Further, the Austrian Stock Exchange Act does not provide for a formal application for the de-listing of publicly listed companies. The Vienna Stock Exchange may only de-list securities, if a minimum free float required by law is not longer represented. The minimum free float required by law is at least 10,000 non-par value shares or shares in the nominal amount of €725.000. Therefore, a de-listing can practically only be achieved by means of a disproportionate merger or a disproportionate spin-off and by subsequent notification to the Stock Exchange that the minimum free float required by law is not longer represented.

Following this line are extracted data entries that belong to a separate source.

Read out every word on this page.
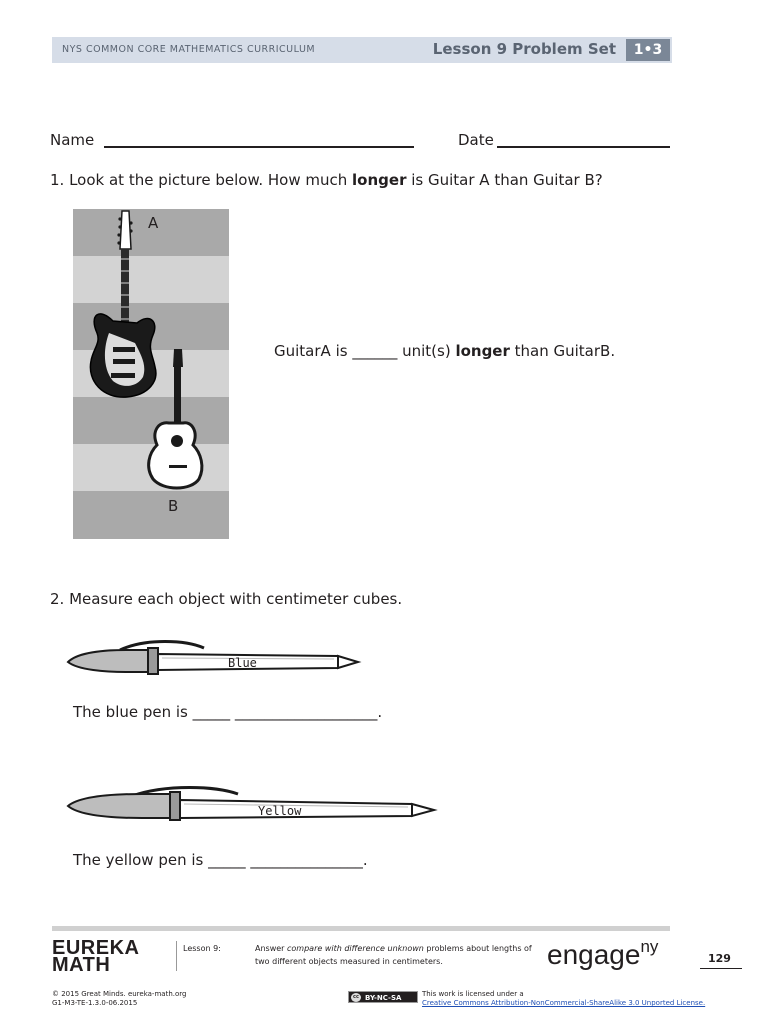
NYS COMMON CORE MATHEMATICS CURRICULUM	Lesson 9 Problem Set	1•3
Name	Date
1. Look at the picture below. How much longer is Guitar A than Guitar B?
A
B
GuitarA is ______ unit(s) longer than GuitarB.
2. Measure each object with centimeter cubes.
Blue
The blue pen is _____ ___________________.
Yellow
The yellow pen is _____ _______________.
EUREKA
MATH
Lesson 9:	Answer compare with difference unknown problems about lengths of
two different objects measured in centimeters.	engage$^{ny}$
129
© 2015 Great Minds. eureka-math.org
G1-M3-TE-1.3.0-06.2015
cc BY-NC-SA	This work is licensed under a
Creative Commons Attribution-NonCommercial-ShareAlike 3.0 Unported License.
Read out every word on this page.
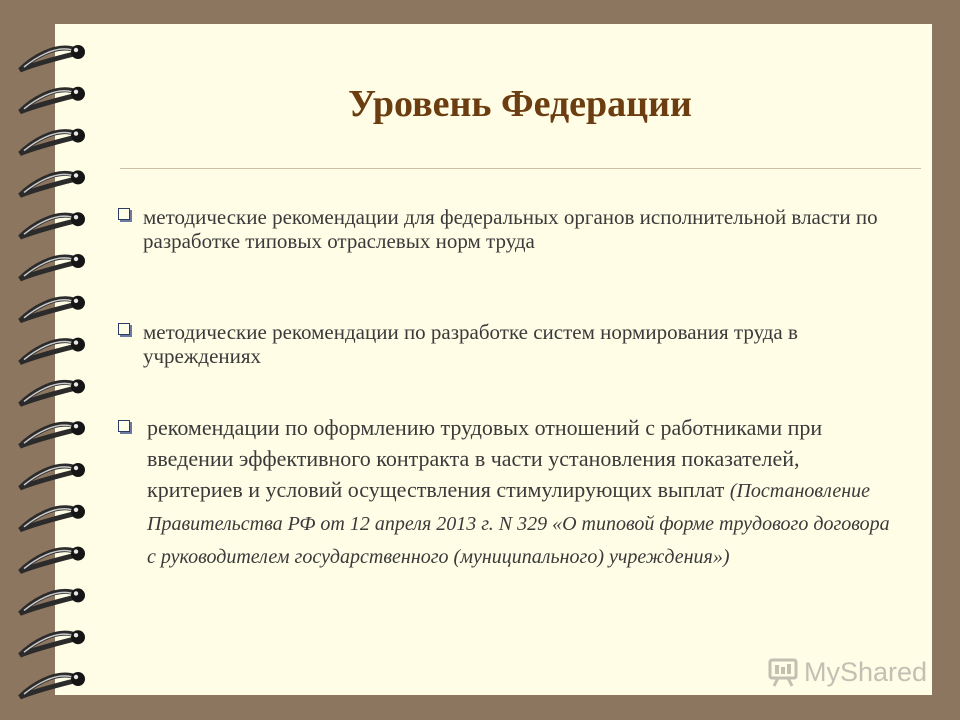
Уровень Федерации
методические рекомендации для федеральных органов исполнительной власти по разработке типовых отраслевых норм труда
методические рекомендации по разработке систем нормирования труда в учреждениях
рекомендации по оформлению трудовых отношений с работниками при введении эффективного контракта в части установления показателей, критериев и условий осуществления стимулирующих выплат (Постановление Правительства РФ от 12 апреля 2013 г. N 329 «О типовой форме трудового договора с руководителем государственного (муниципального) учреждения»)
MyShared
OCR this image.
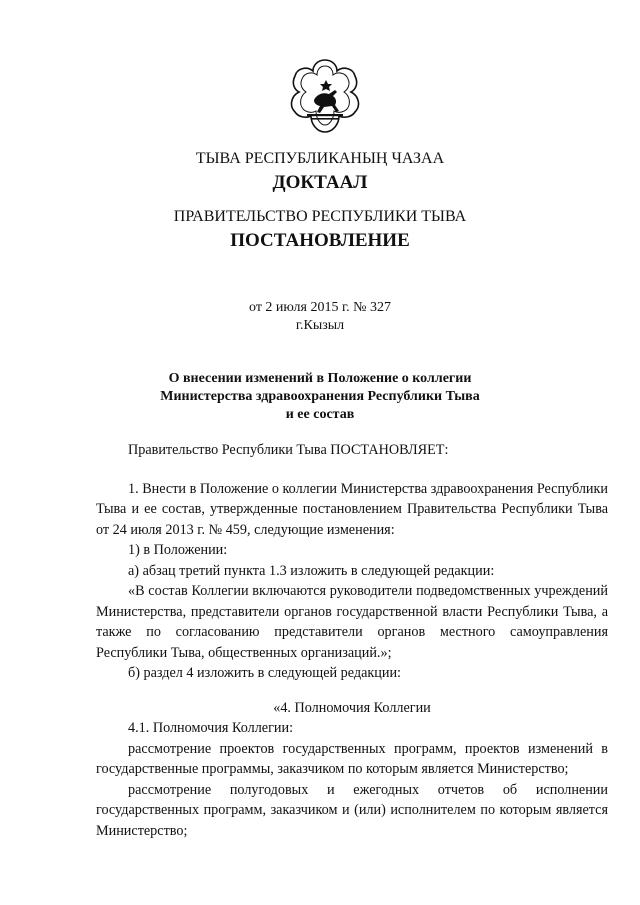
ТЫВА РЕСПУБЛИКАНЫҢ ЧАЗАА
ДОКТААЛ
ПРАВИТЕЛЬСТВО РЕСПУБЛИКИ ТЫВА
ПОСТАНОВЛЕНИЕ
от 2 июля 2015 г. № 327
г.Кызыл
О внесении изменений в Положение о коллегии
Министерства здравоохранения Республики Тыва
и ее состав

Правительство Республики Тыва ПОСТАНОВЛЯЕТ:

1. Внести в Положение о коллегии Министерства здравоохранения Республики Тыва и ее состав, утвержденные постановлением Правительства Республики Тыва от 24 июля 2013 г. № 459, следующие изменения:

1) в Положении:

а) абзац третий пункта 1.3 изложить в следующей редакции:

«В состав Коллегии включаются руководители подведомственных учреждений Министерства, представители органов государственной власти Республики Тыва, а также по согласованию представители органов местного самоуправления Республики Тыва, общественных организаций.»;

б) раздел 4 изложить в следующей редакции:

«4. Полномочия Коллегии

4.1. Полномочия Коллегии:

рассмотрение проектов государственных программ, проектов изменений в государственные программы, заказчиком по которым является Министерство;

рассмотрение полугодовых и ежегодных отчетов об исполнении государственных программ, заказчиком и (или) исполнителем по которым является Министерство;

Past practice has shown that the 90% voting rights threshold is a key issue in the structuring of the takeover. By structuring the takeover as a mandatory offer the acquirer cannot be sure to reach such an acceptance level.

Voting rights
Anticipatory offers are ex-lege conditional on the acquirer obtaining more than 50% of the voting rights carried by ordinary shares.

Consideration
The offer must contain a cash offer. Only as an alternative may the acquirer propose an exchange for other securities (paper).

Offer price
The rules on the minimum offer price, including any decrease based on a significant change of circumstances, also apply in an anticipatory offer.

Period of acceptance
Conditions contained in the anticipatory offer according to a general statement of the Takeover Commission have to be fulfilled within the acceptance period. Only in cases where the nature of the condition (in particular the condition of merger control clearance) justifies an extention of that period, the Commission may extend the period for fulfilment of that condition beyond the expiry of the acceptance period. In view of the general principles of the Takeover Act the Commission holds the opinion that such a period should not exceed 90 trading days after publication of the offer. The exact period has to be negotiated with the Commission. If the conditions are not fulfilled within that period, the offer is deemed to have failed and the acquirer is barred from any further offers for one year. The Commission may shorten that period.

Voluntary offer

As long as the acquirer does not obtain a controlling interest in the target, the rules for voluntary offers apply. Contrary to mandatory offers and anticipatory offers, a voluntary offer can be a cash offer, a mixed offer or a paper offer and can be conditional as long as the conditions are objectively justified, in particular, if they result from legal obligations, or if they do not depend entirely on the acquirer's discretion. It is, however, not possible for an acquirer to start a voluntary offer to decrease the free float of the target in spite of having reached agreement with certain shareholders on the transfer of a controlling interest in the target after completion of the offer. Such a voluntary offer would be qualified as a two-tier offer and be held illegal by the Commission. The obligation of the acquirer to issue a mandatory offer would consequently be held by the Commission.

Summary

The acquisition of a controlling interest in a publicly listed company in Austria leads to the obligation of the acquirer to make a mandatory offer to all shareholders of the target. Except for the prohibition to include other than ex-lege conditions in the offer, the provisions of the Takeover Act on mandatory offers apply mutatis mutandis to anticipatory offers which once completed could result in the acquirer obtaining a controlling interest in the target. Anticipatory mandatory offers can be made under conditions other than provided for by law such as merger control clearance, in particular conditional upon the acceptance by shareholders representing a certain percentage of the share capital of the target. The basic legal motivation to include such conditions in the offer is to facilitate the taking private of the target. A squeeze-out of minority shareholders and a de-listing of the target must be structured as a reorganization of the target requiring a 90% majority of all votes in the shareholders meeting. The conditions have to be fulfilled within a period not exceeding 90 trading days after publication of the offer.